«Vive le Québec libre»: une page d'histoire occultée

De Gaulle - « Vive le Québec libre ! » - l'Appel du 18 juin 1940



Daniel Johnson et Charles De Gaulle, en visite au Québec.

Photo Archives La Presse
Éric Clément - Mis à part quelques groupes souverainistes, ni le gouvernement du Québec, ni la Ville de Montréal, ni les autorités diplomatiques françaises au Québec, ni même le Parti québécois ne marqueront mardi le 40e anniversaire du célèbre discours qu'avait prononcé le général de Gaulle du balcon de l'hôtel de ville de Montréal, le 24 juillet 1967.


La nouvelle chef du Parti québécois, Pauline Marois, a dit à La Presse hier qu'elle aurait aimé que le gouvernement du Québec souligne les 40 ans de la déclaration du général.
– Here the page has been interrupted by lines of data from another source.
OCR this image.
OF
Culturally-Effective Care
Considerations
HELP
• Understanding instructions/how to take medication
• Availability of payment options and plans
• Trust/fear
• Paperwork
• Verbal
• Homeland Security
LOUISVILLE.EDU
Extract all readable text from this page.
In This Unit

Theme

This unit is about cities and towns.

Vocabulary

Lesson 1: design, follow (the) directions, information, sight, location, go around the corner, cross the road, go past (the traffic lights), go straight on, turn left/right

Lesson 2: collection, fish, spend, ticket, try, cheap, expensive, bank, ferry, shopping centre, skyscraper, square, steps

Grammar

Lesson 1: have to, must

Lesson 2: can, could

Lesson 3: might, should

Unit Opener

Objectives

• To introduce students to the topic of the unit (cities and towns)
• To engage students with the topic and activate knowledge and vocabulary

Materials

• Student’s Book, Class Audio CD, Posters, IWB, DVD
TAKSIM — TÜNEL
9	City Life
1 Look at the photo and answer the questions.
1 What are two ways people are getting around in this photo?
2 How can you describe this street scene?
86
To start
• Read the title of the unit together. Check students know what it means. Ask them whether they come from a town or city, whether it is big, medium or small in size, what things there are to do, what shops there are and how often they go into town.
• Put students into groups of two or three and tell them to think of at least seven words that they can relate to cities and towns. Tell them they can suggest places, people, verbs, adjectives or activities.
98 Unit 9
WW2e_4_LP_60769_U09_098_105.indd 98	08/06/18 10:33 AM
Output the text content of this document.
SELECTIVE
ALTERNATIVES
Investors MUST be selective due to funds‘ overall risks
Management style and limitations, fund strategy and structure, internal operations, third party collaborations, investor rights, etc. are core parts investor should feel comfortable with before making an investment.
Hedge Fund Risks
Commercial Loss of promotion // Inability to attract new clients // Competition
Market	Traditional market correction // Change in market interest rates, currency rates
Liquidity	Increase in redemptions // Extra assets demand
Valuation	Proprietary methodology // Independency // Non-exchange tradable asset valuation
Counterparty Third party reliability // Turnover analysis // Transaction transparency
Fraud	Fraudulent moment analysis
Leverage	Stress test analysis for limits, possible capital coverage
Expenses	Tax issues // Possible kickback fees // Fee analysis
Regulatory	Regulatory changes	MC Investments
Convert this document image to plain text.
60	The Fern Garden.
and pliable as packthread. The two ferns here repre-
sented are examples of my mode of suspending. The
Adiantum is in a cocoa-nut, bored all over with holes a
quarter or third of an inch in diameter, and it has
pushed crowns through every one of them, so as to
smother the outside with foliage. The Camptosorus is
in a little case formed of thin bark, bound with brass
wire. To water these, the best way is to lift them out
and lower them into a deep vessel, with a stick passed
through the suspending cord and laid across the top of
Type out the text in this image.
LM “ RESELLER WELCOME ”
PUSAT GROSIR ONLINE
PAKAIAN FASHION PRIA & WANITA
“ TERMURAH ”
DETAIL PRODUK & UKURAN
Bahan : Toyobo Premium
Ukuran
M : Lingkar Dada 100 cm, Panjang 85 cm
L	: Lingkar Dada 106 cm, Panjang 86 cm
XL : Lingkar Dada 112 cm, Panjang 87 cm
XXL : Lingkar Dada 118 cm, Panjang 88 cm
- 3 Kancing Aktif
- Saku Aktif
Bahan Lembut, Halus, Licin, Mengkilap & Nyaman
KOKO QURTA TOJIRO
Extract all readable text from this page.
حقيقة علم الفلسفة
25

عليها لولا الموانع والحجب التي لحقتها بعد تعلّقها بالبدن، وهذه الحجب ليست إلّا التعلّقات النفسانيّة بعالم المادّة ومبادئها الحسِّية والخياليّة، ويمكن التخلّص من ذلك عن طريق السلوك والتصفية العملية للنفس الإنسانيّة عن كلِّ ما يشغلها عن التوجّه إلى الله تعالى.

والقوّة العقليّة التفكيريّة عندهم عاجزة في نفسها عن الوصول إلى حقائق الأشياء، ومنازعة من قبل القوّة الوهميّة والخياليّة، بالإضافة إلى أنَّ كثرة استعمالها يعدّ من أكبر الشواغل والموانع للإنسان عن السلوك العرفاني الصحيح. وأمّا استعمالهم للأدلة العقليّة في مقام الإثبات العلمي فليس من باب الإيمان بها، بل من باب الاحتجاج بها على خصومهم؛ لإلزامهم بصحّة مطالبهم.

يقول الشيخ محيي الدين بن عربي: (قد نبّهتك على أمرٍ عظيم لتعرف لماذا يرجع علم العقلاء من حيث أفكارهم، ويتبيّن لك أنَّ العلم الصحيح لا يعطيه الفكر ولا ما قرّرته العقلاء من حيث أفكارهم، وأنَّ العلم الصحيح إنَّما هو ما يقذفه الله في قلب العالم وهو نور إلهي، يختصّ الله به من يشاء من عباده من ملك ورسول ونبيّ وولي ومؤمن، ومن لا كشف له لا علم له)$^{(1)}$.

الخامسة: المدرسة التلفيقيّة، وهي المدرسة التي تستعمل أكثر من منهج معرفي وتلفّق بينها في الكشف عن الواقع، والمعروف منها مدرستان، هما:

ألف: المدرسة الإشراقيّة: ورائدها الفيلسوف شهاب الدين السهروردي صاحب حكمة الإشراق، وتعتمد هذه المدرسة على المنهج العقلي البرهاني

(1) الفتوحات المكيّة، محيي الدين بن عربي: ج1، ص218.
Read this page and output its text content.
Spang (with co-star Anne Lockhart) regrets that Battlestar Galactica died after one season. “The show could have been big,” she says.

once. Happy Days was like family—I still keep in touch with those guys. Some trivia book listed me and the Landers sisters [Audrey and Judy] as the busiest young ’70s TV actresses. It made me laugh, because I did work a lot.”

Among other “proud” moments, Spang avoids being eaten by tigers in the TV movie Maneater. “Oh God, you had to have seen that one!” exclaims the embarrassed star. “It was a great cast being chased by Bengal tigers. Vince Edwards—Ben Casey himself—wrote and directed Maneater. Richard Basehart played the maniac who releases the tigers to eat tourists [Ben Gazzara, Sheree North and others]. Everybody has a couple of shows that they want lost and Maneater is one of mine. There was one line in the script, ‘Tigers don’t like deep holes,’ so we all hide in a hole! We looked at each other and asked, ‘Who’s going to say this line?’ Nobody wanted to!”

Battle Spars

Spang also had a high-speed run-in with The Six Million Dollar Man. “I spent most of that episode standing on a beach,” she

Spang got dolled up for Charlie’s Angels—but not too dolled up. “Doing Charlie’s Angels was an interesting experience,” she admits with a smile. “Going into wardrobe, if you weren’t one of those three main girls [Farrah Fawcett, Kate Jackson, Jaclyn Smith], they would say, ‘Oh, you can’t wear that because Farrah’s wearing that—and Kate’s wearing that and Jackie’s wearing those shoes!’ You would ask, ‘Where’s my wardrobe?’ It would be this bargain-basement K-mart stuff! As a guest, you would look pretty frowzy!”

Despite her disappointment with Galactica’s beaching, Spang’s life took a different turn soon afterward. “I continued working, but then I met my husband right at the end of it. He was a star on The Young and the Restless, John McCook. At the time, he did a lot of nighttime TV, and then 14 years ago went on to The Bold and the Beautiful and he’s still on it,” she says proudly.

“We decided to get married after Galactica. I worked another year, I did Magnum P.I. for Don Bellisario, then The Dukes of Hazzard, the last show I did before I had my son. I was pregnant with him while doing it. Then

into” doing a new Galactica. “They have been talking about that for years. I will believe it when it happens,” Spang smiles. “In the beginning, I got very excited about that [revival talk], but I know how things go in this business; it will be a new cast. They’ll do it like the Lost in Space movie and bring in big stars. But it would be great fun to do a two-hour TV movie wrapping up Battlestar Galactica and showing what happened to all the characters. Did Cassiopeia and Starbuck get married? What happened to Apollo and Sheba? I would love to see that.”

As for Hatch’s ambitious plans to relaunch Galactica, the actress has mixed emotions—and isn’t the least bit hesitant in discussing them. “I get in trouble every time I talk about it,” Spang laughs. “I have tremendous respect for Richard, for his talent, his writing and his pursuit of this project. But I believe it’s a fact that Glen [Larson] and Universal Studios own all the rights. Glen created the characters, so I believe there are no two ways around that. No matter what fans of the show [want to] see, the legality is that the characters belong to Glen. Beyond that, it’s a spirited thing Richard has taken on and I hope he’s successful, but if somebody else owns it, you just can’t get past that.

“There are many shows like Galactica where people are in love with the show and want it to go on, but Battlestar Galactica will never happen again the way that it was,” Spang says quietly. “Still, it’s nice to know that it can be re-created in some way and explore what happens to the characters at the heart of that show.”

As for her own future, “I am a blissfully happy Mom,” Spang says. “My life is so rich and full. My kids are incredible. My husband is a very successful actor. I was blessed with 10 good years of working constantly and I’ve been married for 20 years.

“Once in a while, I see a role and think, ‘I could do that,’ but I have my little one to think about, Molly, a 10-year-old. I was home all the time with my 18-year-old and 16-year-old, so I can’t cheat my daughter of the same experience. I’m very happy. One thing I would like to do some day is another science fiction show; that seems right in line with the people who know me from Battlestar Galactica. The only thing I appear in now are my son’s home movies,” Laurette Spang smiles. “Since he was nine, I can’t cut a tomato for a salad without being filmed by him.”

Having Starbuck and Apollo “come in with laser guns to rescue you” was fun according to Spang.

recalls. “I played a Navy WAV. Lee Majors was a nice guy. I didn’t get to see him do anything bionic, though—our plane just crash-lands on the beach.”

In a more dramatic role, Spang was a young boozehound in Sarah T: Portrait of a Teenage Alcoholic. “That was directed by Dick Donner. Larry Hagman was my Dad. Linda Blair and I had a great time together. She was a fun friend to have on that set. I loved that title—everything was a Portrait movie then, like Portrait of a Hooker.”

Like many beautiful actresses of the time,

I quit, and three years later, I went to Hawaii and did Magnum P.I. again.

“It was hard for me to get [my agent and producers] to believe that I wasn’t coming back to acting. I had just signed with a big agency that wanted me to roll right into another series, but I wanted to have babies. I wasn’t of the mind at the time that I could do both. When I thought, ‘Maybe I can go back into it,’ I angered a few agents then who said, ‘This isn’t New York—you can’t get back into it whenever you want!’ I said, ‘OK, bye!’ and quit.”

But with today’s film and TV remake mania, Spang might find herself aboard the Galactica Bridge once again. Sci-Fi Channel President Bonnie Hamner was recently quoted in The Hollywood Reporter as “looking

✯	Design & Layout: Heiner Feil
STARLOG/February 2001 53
Mais, du même souffle, elle a ajouté que le PQ ne le marquera pas non plus. Elle n'a pas eu le temps de s'en occuper depuis sa récente nomination, et son parti s'affaire à préparer le 20e anniversaire du décès de René Lévesque, survenu le 1er novembre 1987.
L'ex-ministre péquiste Louise Beaudoin rappelle toutefois qu'en 1997, alors que le PQ était au pouvoir, le 30e anniversaire avait été marqué par des célébrations - notamment aux abords de l'hôtel de ville - auxquelles ont participé des personnalités françaises telles que Pierre Messmer, ex-ministre de Charles de Gaulle, ainsi que Philippe Séguin, à l'époque patron du parti gaulliste français, le RPR.
«La situation a évolué car, aujourd'hui, tout le monde est un peu embarrassé, dit Mme Beaudoin. Qu'il y ait un embarras du gouvernement québécois actuel, on s'en doute, mais des autorités françaises, si elles sont gênées de ce que le général a dit, elles ont tort. L'idée et le pourquoi de la souveraineté sont encore là.»
Pour l'ex-premier ministre péquiste Bernard Landry, le 24 juillet 1967 demeure une date importante. «Comme a dit René Lévesque à l'époque, ce sont les Québécois et les Québécoises qui vont décider de l'indépendance nationale, mais le fait que le général ait dit ce qu'il a dit a internationalisé la cause, qui, à cette époque-là, était loin d'être connue dans le monde entier», explique-t-il.
À l'époque, Bernard Landry, à peine rentré de France, où il avait étudié pendant plusieurs années, était devant l'hôtel de ville. Il se rappelle par ailleurs qu'en 1985, lorsqu'il est allé en Chine avec Lévesque, un ministre chinois lui avait dit n'avoir jamais entendu prononcer le mot «Québec» avant ce 24 juillet 1967.
«Un représentant du Quotidien du peuple nous a même dit qu'ils avaient dû inventer un idéogramme chinois pour le mot "Québec" afin d'en parler dans leur journal, dit M. Landry. C'est dire le retentissement d'une telle affaire.»
Joint à Paris, Louis Duvernois, sénateur des Français établis hors de France, a couvert la visite du général en tant que journaliste pour l'Agence France-Presse. Pour lui, le général était un «visionnaire» et avait voulu «servir les Québécois, toutes opinions confondues».
«Son discours a été perçu comme un engagement politique envers les souverainistes, dit-il, mais on voit que, 40 ans après, ce n'est pas le souverainisme mais le nationalisme au sens le plus noble du terme qui a animé le général de Gaulle, non seulement au Québec mais aussi en France.»
«Ce qui a créé l'équivoque, ajoute Bernard Landry, c'est le Rassemblement pour l'indépendance nationale, qui avait comme mot d'ordre "Québec libre". Pour le RIN, cela ne voulait pas dire libre de choisir, comme le pensait le général, mais choisir l'indépendance.»
Pour Pauline Marois, qui avait 18 ans en 1967, le discours du général était clair. «Il venait nous livrer un message auquel il croyait profondément et c'était un peu comme réparer une erreur de l'Histoire de nous avoir d'une certaine façon abandonnés.»
Pour Mme Marois, cet anniversaire doit amener les Québécois à «réfléchir de nouveau» sur la question de la souveraineté, une idée qui n'est «pas morte mais pas forte», ajoute Louise Beaudoin. Mme Beaudoin, tout comme Mme Marois, souhaite que les souverainistes reviennent à la base de l'idée de souveraineté, c'est-à-dire aux notions de langue, de culture, d'identité, de patrimoine et de «cette façon particulière de vivre ensemble au Québec», affirme-t-elle.
«Le fait qu'il y ait eu dans notre histoire des événements comme celui-là nous oblige à une certaine réflexion», conclut Mme Marois.